There’s a question that often gets asked on computer and web development forums. Is the current, cheapest Mac laptop going to be powerful enough for web development? Usually the computer in question is something like the 2019 MacBook Air.
Common questions include:
- Will the base i5 processor will be fast enough or should they move up to the top spec i9?
- Do they need more than 8gb of ram and a 1tb SSD?
- Will the 13” Retina screen be big enough?
Whenever I see one of these questions I smile, and glance down at the computer I use to do my web development on. It’s a base 11” MacBook Air with 8gb Ram, an i5 processor and a 500gb SSD. Oh and it’s from 2012, that’s 8 years old at the time of writing. And yes, it is perfectly capable of doing the job.
Just to clarify things a little, here’s a breakdown of the sort of tasks I use it for.
Caveat: this article is Mac OS based as that’s what I use. The general principle of using an older computer for web development may apply equally well to Windows, Linux etc.
Most of my web development work for my personal sites is done in NodeJS. For this my old laptop is perfectly fine. It’s not until you start building really large sites with tens of thousands of pages that you start to need something more powerful.
I also used to build sites in both Wordpress and basic PHP, and the laptop was fine for this too.
My web browser of choice for web development is usually either Firefox or Chrome.
Why? I just prefer the development tools that come with them compared to those in Safari. I do use Safari, just mainly for non work related browsing and for double checking websites display properly.
The only time my laptop starts to slow down is if I have multiple browsers open and am running memory intensive apps in them such as Codesandbox. This is one of those times when the 8gb of memory starts to become a problem.
I use either Sublime Text or VS Code. I do notice VS Code runs a little slower than Sublime Text at times. There’s the occasional pause every now and then, but it’s not enough to disrupt my general workflow.
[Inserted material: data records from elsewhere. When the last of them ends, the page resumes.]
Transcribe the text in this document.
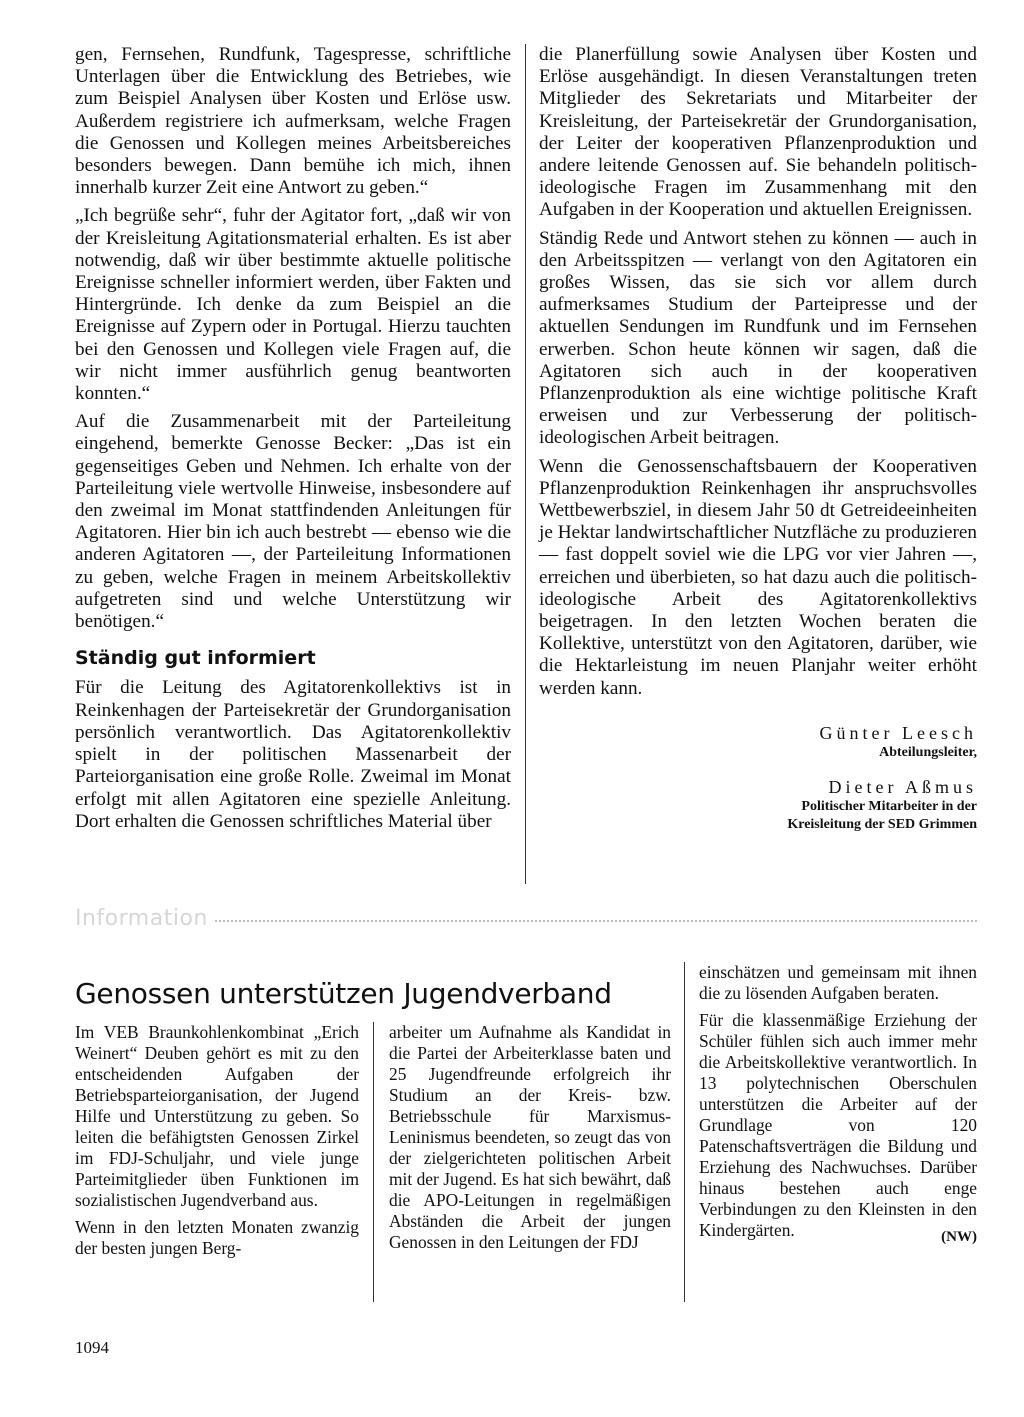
gen, Fernsehen, Rundfunk, Tagespresse, schriftliche Unterlagen über die Entwicklung des Betriebes, wie zum Beispiel Analysen über Kosten und Erlöse usw. Außerdem registriere ich aufmerksam, welche Fragen die Genossen und Kollegen meines Arbeitsbereiches besonders bewegen. Dann bemühe ich mich, ihnen innerhalb kurzer Zeit eine Antwort zu geben.“

„Ich begrüße sehr“, fuhr der Agitator fort, „daß wir von der Kreisleitung Agitationsmaterial erhalten. Es ist aber notwendig, daß wir über bestimmte aktuelle politische Ereignisse schneller informiert werden, über Fakten und Hintergründe. Ich denke da zum Beispiel an die Ereignisse auf Zypern oder in Portugal. Hierzu tauchten bei den Genossen und Kollegen viele Fragen auf, die wir nicht immer ausführlich genug beantworten konnten.“

Auf die Zusammenarbeit mit der Parteileitung eingehend, bemerkte Genosse Becker: „Das ist ein gegenseitiges Geben und Nehmen. Ich erhalte von der Parteileitung viele wertvolle Hinweise, insbesondere auf den zweimal im Monat stattfindenden Anleitungen für Agitatoren. Hier bin ich auch bestrebt — ebenso wie die anderen Agitatoren —, der Parteileitung Informationen zu geben, welche Fragen in meinem Arbeitskollektiv aufgetreten sind und welche Unterstützung wir benötigen.“

Ständig gut informiert

Für die Leitung des Agitatorenkollektivs ist in Reinkenhagen der Parteisekretär der Grundorganisation persönlich verantwortlich. Das Agitatorenkollektiv spielt in der politischen Massenarbeit der Parteiorganisation eine große Rolle. Zweimal im Monat erfolgt mit allen Agitatoren eine spezielle Anleitung. Dort erhalten die Genossen schriftliches Material über

die Planerfüllung sowie Analysen über Kosten und Erlöse ausgehändigt. In diesen Veranstaltungen treten Mitglieder des Sekretariats und Mitarbeiter der Kreisleitung, der Parteisekretär der Grundorganisation, der Leiter der kooperativen Pflanzenproduktion und andere leitende Genossen auf. Sie behandeln politisch-ideologische Fragen im Zusammenhang mit den Aufgaben in der Kooperation und aktuellen Ereignissen.

Ständig Rede und Antwort stehen zu können — auch in den Arbeitsspitzen — verlangt von den Agitatoren ein großes Wissen, das sie sich vor allem durch aufmerksames Studium der Parteipresse und der aktuellen Sendungen im Rundfunk und im Fernsehen erwerben. Schon heute können wir sagen, daß die Agitatoren sich auch in der kooperativen Pflanzenproduktion als eine wichtige politische Kraft erweisen und zur Verbesserung der politisch-ideologischen Arbeit beitragen.

Wenn die Genossenschaftsbauern der Kooperativen Pflanzenproduktion Reinkenhagen ihr anspruchsvolles Wettbewerbsziel, in diesem Jahr 50 dt Getreideeinheiten je Hektar landwirtschaftlicher Nutzfläche zu produzieren — fast doppelt soviel wie die LPG vor vier Jahren —, erreichen und überbieten, so hat dazu auch die politisch-ideologische Arbeit des Agitatorenkollektivs beigetragen. In den letzten Wochen beraten die Kollektive, unterstützt von den Agitatoren, darüber, wie die Hektarleistung im neuen Planjahr weiter erhöht werden kann.

Günter Leesch
Abteilungsleiter,
Dieter Aßmus
Politischer Mitarbeiter in der
Kreisleitung der SED Grimmen
Information
Genossen unterstützen Jugendverband

Im VEB Braunkohlenkombinat „Erich Weinert“ Deuben gehört es mit zu den entscheidenden Aufgaben der Betriebsparteiorganisation, der Jugend Hilfe und Unterstützung zu geben. So leiten die befähigtsten Genossen Zirkel im FDJ-Schuljahr, und viele junge Parteimitglieder üben Funktionen im sozialistischen Jugendverband aus.

Wenn in den letzten Monaten zwanzig der besten jungen Berg-

arbeiter um Aufnahme als Kandidat in die Partei der Arbeiterklasse baten und 25 Jugendfreunde erfolgreich ihr Studium an der Kreis- bzw. Betriebsschule für Marxismus-Leninismus beendeten, so zeugt das von der zielgerichteten politischen Arbeit mit der Jugend. Es hat sich bewährt, daß die APO-Leitungen in regelmäßigen Abständen die Arbeit der jungen Genossen in den Leitungen der FDJ

einschätzen und gemeinsam mit ihnen die zu lösenden Aufgaben beraten.

Für die klassenmäßige Erziehung der Schüler fühlen sich auch immer mehr die Arbeitskollektive verantwortlich. In 13 polytechnischen Oberschulen unterstützen die Arbeiter auf der Grundlage von 120 Patenschaftsverträgen die Bildung und Erziehung des Nachwuchses. Darüber hinaus bestehen auch enge Verbindungen zu den Kleinsten in den Kindergärten.	(NW)
1094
I usually deal with simple graphics such as touching up photos, resizing images, creating SVGs or creating a multi layered mockup. For this I either use the original version of Pixelmator, Affinity Photo or Affinity Designer. As I do all of this at 72dpi the 8Gb of RAM is plenty. If I was doing higher resolution photo or video work then I can imagine I would need more RAM.
I have also made a few music videos using Final Cut. This obviously wasn’t as fluid to work with as a faster machine and the render took a while to complete but it was perfectly usable and got the job done ok.
What this is not good at
So that’s a break down on what works well. Now, here’s a list of tasks that don’t work quite so well.
Very large sites involving a multi platform setup
There are a few use cases where I wouldn’t recommend using a laptop as old and as underpowered as this. One of those are when you are working on really large websites. For my day job, one of the sites I work on in development has a PHP based API backend running in Docker. This has a Redis Cache that uses several Gb of memory. On top of this I have the front end NuxtJS codebase running in development mode. This is a large site consisting of over 100,000 pages.
I also work on another large React based site that also has a PHP backend running in a Docker container.
Developing sites like these can eat away at your Macs memory so it could be slow going working with just 8Gb of ram.
For reference my work laptop is a 2019 15” i7 MacBook Pro with 32Gb of ram.
Screen size - use an external monitor
The 11” non retina screen doesn’t prove to be too much of a problem for me, but it may be for some. Sure, it isn’t as clear or as large as my work laptop. But I learned web development many years ago on an old 12” iBook which seemed ok at the time. I find I just adjust how I work to whatever screen size is in front of me.
That said, I usually plug whatever laptop I’m working on into a 32” external monitor. This is non Retina, but large enough to allow me to view my IDE on one side of the screen and a web browser on the other.
When I’m working on just the laptop screen I run each app using the full width of the smaller screen and switch between apps using command tab.
Future MacOS support
One thing to note is that Apple has followed a pattern in the last couple of years where they have dropped support for Macs over 7 years old. That means that I won’t be able to upgrade to Mac OS Big Sur when it comes out later in the year.
This affects hardware support too, so If something goes wrong with the hardware then I’ll need to take it to a 3rd party supplier to be fixed instead of Apple.
That’s not too big an issue as it will still receive security updates for a number of years to come, just something to bear in mind.
There’s a list on 9to5mac showing which Macs will run MacOS Big Sur
Modern macs are so powerful these days that even the basic model can be fine for developing simple websites. When I say modern, this may also include those from a few years ago. There’s really no need to spend thousands of pounds on the latest Mac just to code up small Wordpress or Node based websites. Save some money and get something second hand instead.
Just make sure you have at least 8Gb of ram and an SSD instead of a spinning hard drive. Retina screens are nice but you can get by without and use the money saved on a much larger external monitor instead.